Our machine learning model effectively predicted the 2-year risk of hypertension, making it particularly suitable for preventive health care management in high-risk populations residing in the desert regions of China. Our model exhibited excellent predictive performance and has potential for clinical application. A web-based application was developed based on our predictive model, which further enhanced the accessibility for clinical and public health use, aiding in reducing the burden of hypertension through timely prevention strategies.
高血压是一个重大的全球健康问题,是心血管疾病的一个重要可改变风险因素,因其高患病率导致了巨大的社会经济负担。在中国,特别是在沙漠地区附近居住的人群中,由于独特的环境和生活方式条件,高血压更为普遍,这加剧了这些地区的疾病负担,凸显了对有效早期检测和干预策略的迫切需求。
本研究旨在利用从中国西北塔克拉玛干沙漠周边4个地区居民收集的大规模健康检查数据,开发、校准并前瞻性验证一个为期2年的高血压风险预测模型。
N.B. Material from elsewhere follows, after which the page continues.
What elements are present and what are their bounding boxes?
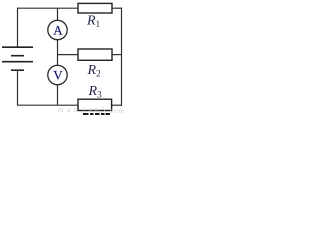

我们回顾性分析了1038170名成年人(2019 - 2021年)的健康检查数据,并在前瞻性队列中对961519名成年人(2021 - 2023年)的研究结果进行了验证。数据包括人口统计学、生活方式因素、体格检查和实验室测量。使用基于轻梯度提升机的递归特征消除结合交叉验证和最小绝对收缩与选择算子进行特征选择,得出24个关键预测因子。使用贝叶斯超参数优化对多个机器学习(逻辑回归、随机森林、极端梯度提升、轻梯度提升机)和深度学习(特征分词器+Transformer、SAINT)模型进行训练。
在为期2年的随访中,回顾性队列中的参与者有15.20%(157766/1038170)、前瞻性队列中的参与者有10.50%(101077/961519)患上了高血压。在所开发的模型中,CatBoost模型表现最佳,在回顾性队列中的曲线下面积(AUC)值为0.888(95%CI 0.886 - 0.889),在前瞻性队列中的AUC值为0.803(95%CI 0.801 - 0.804)。通过等渗回归进行校准提高了模型的概率估计,内部验证队列和前瞻性队列中的布里尔分数分别为0.090(95%CI 0.089 - 0.091)和0.102(95%CI 0.101 - 0.103)。根据使用校准模型计算的阳性预测值对参与者进行排名,并分为4个风险类别(低、中、高和非常高),非常高风险组在2年内的高血压发病率为41.08%(5741/13975)。年龄、体重指数和社会经济因素被确定为高血压的重要预测因子。
我们的机器学习模型有效地预测了2年的高血压风险,使其特别适用于中国沙漠地区高危人群的预防性医疗保健管理。我们的模型表现出优异的预测性能,具有临床应用潜力。基于我们的预测模型开发了一个基于网络的应用程序,这进一步提高了临床和公共卫生使用的可及性,有助于通过及时的预防策略减轻高血压负担。